Thanks everyone for your insights! Sending my love and support to any of you with a wedding next year facing uncertainty (especially those of you who have already had to postpone once or twice). Fingers crossed that COVID doesn’t interfere with next summer’s weddings!
Post # 8
From the way things are going right now, I doubt it. Obviously, I don’t know this for a fact but I say I’m about 75% thinking that there will still be no vaccine. We had all these hopes during spring that warm weather will slow corona by summer because of the heat but look at the US infection rates, it’s worse than ever. And many people are just getting too laxed or just stopped caring. By the way, does anyone know what happened to those vaccine volunteers that were given trial shots in the spring?
Post # 9
They are already expecting major shortages in the supply chain when it comes to things like glass vials and needles. There’s close to no chance they’ll have created and tested a vaccine, packaged it, distributed it, and injected in ~210 million Americans (the level of coverage estimated before transmission rates go down) in the next 12 months.
Post # 10
Even if we have a vaccine in late winter or early spring, there may be issues discovered with it after that point. While drug-makers do everything possible to find those things out during clinical trials, it is always possible to miss something that isn’t apparent greater numbers of doses are administered. Unlikely? Perhaps, but I guess because there are no guarantees, I wouldn’t invest a whole lot of money in something I couldn’t be sure of. No one can know at this point.
Post # 11
I doubt it myself but only time will tell.

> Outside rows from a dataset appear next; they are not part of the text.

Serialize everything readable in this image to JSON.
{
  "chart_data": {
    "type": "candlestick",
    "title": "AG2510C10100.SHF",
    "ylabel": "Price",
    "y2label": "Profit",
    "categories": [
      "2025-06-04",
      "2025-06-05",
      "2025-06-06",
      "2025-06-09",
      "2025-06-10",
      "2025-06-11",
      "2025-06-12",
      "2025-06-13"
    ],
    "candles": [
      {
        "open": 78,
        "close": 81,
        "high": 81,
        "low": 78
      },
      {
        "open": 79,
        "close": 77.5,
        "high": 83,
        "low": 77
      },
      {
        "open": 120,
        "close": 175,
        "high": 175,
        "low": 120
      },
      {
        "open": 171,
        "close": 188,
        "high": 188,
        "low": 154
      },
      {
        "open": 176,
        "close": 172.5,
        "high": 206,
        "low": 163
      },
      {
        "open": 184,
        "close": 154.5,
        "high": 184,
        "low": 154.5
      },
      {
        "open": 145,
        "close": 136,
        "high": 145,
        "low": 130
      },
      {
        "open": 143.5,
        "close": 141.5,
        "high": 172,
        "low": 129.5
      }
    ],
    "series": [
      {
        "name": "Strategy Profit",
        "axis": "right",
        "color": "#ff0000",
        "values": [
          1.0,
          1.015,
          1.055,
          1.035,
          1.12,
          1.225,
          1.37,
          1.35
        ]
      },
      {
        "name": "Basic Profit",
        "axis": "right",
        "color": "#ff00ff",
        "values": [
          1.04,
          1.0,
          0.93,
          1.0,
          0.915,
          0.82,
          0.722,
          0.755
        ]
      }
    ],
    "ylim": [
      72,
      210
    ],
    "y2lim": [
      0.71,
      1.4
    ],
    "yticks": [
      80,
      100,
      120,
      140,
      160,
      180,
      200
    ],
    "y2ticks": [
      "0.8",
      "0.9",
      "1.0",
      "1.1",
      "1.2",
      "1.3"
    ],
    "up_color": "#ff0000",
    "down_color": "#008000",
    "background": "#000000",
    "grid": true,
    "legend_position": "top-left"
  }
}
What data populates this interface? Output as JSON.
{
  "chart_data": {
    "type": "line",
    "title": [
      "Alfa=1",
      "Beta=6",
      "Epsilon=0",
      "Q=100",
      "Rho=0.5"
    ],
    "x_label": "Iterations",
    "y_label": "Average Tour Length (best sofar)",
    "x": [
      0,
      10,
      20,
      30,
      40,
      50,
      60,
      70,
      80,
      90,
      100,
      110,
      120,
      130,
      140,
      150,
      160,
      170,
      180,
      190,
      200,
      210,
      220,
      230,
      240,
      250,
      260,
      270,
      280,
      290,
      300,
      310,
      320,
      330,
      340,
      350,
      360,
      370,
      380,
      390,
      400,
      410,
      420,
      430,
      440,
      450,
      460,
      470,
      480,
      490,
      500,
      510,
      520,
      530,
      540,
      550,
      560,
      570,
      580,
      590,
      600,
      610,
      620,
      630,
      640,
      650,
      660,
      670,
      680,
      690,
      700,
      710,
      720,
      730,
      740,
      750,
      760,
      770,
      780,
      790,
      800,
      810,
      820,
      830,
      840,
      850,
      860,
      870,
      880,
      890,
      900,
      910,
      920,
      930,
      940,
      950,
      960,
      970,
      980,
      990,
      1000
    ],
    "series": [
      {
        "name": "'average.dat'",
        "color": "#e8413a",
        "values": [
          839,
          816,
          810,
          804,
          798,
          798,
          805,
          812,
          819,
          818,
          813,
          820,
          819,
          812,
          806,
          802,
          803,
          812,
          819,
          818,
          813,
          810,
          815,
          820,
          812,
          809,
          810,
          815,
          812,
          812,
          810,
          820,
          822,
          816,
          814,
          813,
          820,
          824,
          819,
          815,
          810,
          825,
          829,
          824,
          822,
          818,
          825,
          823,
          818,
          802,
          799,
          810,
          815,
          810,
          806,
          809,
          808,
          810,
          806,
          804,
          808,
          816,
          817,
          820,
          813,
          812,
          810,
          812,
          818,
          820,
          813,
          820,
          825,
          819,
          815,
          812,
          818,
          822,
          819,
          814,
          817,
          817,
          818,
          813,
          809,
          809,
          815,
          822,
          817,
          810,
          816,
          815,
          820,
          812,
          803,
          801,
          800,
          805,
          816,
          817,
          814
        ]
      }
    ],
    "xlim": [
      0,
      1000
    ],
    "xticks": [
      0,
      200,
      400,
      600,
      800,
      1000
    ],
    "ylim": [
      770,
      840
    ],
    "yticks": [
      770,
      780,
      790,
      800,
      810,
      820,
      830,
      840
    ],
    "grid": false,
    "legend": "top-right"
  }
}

You also have to factor in not just a working vaccine being created but people being willing to actually take the vaccine which looks not great.
Post # 13
I’m hoping for my BIL’s sake that their July 2021 wedding turns out as planned but I can see it being a no go if we get a second wave.
Post # 14
From talking to my dad, who is a virologist, he is pretty confident we will have at least a semi-effective vaccine by early 2021. The wild cards are 1) production/supply chain and 2) participation. So many people don’t bother getting the flu shot, I’m pretty concerned we will see a low level of people who get the COVID vaccine – and since it’s unlikely to be one of our more effective vaccines, that puts even those of us responsible enough to get it at risk.
Post # 15
I agree. I’m most interested in learning overall public sentiment, especially among people who are thinking of getting married next year. I’m curious if people are all planning on 2022 weddings or if many are still moving forward with 2021 planning. All the weddings I was supposed to attend this year have been rescheduled for 2021, so it seems like these people believe the weddings will be able to take place then (though perhaps it’s all just wishful thinking).
According to a BBC article from a week or so ago: “Most experts think a vaccine is likely to become widely available by mid-2021, about 12-18 months after the new virus, known officially as Sars-CoV-2, first emerged.”